OMR | projects.eclipse.org

Monday, December 7, 2015 - 17:23 by Gary Liu

Basics

This proposal is in the Project Proposal Phase (as defined in the Eclipse Development Process) and is written to declare its intent and scope. We solicit additional participation and input from the community. Please login and add your feedback in the comments section.

Project

Eclipse OMR

Parent Project

Eclipse Technology

Proposal State

Created

Background

Building the runtime technology for a new language to match the capabilities of existing mature languages typically requires tremendous effort over decades and, in some cases, never happens because language adoption rates never justify the needed investment. But many of the technologies required are actually not substantially different than the technologies that have been created for existing languages. There are always quirks and peculiarities for each language, but the fundamental technology is really very similar in nature. What makes it extremely difficult to repurpose existing technology for a new language, however, is that the effort to create a new language runtime typically focuses almost entirely on the shortest path to becoming operational for one particular language. “Shortest path” typically means specializing the technology for that language which impedes reuse for other languages. This process has already been repeated many times for many different languages, resulting in several challenges that affect all communities to varying extents:

Opportunity cost : every community invests limited resources to independently implement and maintain code that is broadly similar in capability but expressed in different ways. How much more would we all accomplish without this wasted effort?
Long robustness ramp: different implementations tend to run into and fix similar kinds of bugs over their lifetimes.

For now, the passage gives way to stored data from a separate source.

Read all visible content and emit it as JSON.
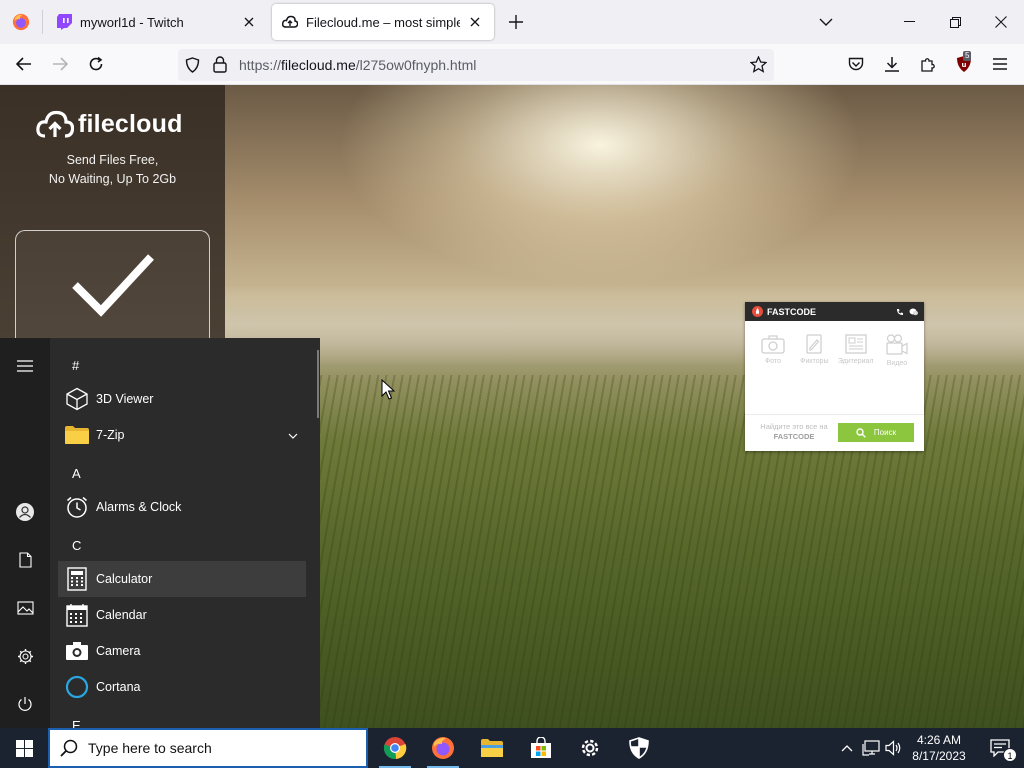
{
  "browser": {
    "tabs": [
      {
        "title": "myworl1d - Twitch",
        "active": false,
        "favicon": "twitch-icon"
      },
      {
        "title": "Filecloud.me – most simple file",
        "active": true,
        "favicon": "cloud-icon"
      }
    ],
    "url": {
      "scheme": "https://",
      "host": "filecloud.me",
      "path": "/l275ow0fnyph.html"
    },
    "extension_badge": "5"
  },
  "filecloud": {
    "logo_text": "filecloud",
    "tagline_line1": "Send Files Free,",
    "tagline_line2": "No Waiting, Up To 2Gb"
  },
  "fastcode_ad": {
    "brand": "FASTCODE",
    "tiles": [
      {
        "label": "Фото",
        "icon": "camera-icon"
      },
      {
        "label": "Фикторы",
        "icon": "edit-icon"
      },
      {
        "label": "Эдитериал",
        "icon": "news-icon"
      },
      {
        "label": "Видео",
        "icon": "video-icon"
      }
    ],
    "find_text": "Найдите это все на",
    "find_brand": "FASTCODE",
    "search_label": "Поиск"
  },
  "start_menu": {
    "groups": [
      {
        "letter": "#",
        "apps": [
          {
            "name": "3D Viewer",
            "icon": "cube-icon"
          },
          {
            "name": "7-Zip",
            "icon": "folder-icon",
            "expandable": true
          }
        ]
      },
      {
        "letter": "A",
        "apps": [
          {
            "name": "Alarms & Clock",
            "icon": "alarm-clock-icon"
          }
        ]
      },
      {
        "letter": "C",
        "apps": [
          {
            "name": "Calculator",
            "icon": "calculator-icon",
            "highlighted": true
          },
          {
            "name": "Calendar",
            "icon": "calendar-icon"
          },
          {
            "name": "Camera",
            "icon": "camera-icon"
          },
          {
            "name": "Cortana",
            "icon": "cortana-icon"
          }
        ]
      },
      {
        "letter": "E",
        "apps": []
      }
    ]
  },
  "taskbar": {
    "search_placeholder": "Type here to search",
    "pinned": [
      "chrome-icon",
      "firefox-icon",
      "file-explorer-icon",
      "store-icon",
      "settings-icon",
      "security-icon"
    ],
    "time": "4:26 AM",
    "date": "8/17/2023",
    "notification_count": "1"
  },
  "colors": {
    "tabstrip": "#f0f0f4",
    "taskbar": "#1c2330",
    "startmenu": "#2b2b2b",
    "fastcode_green": "#8cc63f",
    "search_border": "#1b5fae"
  }
}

Early design flaws can become extremely restrictive and hard to fix as the community grows around a runtime implementation
Slow capability adoption: hardware and operating system capabilities take much longer to become consistently available and, in the meantime, the developer community can be be disadvantaged on some platforms
Hampered productivity: frameworks for development, diagnostic, profiling, monitoring, management, deployment, testing, etc. require much more effort to build and maintain across many languages or we build broadly similar (but different) tools for each language (see #1)
Barrier to entry: the more hardware, operating system, and tools become popular the harder it becomes to get a new language to be fully capable. Not all language designers necessarily want to become experts building these capabilities.
Slow forward progress: slower innovation in languages, possibly even foiled in some cases by significant runtime implementation costs

One approach to improve this situation is to build other languages within an existing mature runtime environment like Microsoft’s Common Language Runtime or a Java Virtual Machine. For example, Scala, Groovy, jRuby, Nashorn, and many other language projects leverage the Java Virtual Machine (JVM) to run code written in other languages. None of these projects, however, have become the de facto implementations for their target language, in part because the JVM is primarily designed and continues to make implementation trade-offs so as to run Java code very efficiently but not necessarily other languages. The implementation trade-offs needed to support other languages require and encourage workarounds and complexity that would not be needed were it not for the fundamental design constraints (i.e. the “Java-ness”) of the JVM itself. For reasons like this, most languages have a native C or C++ runtime implementation that is considered the reference implementation for the majority of that language’s users. More significantly, however, the success of this kind of approach depends on migrating a community from one runtime implementation to another, across what can be a significant number of implementation differences that manifest for developers and users as varying forms of “my program doesn’t work the way it used to work”. To date, very few large language communities have been able to succeed with this scale of migration.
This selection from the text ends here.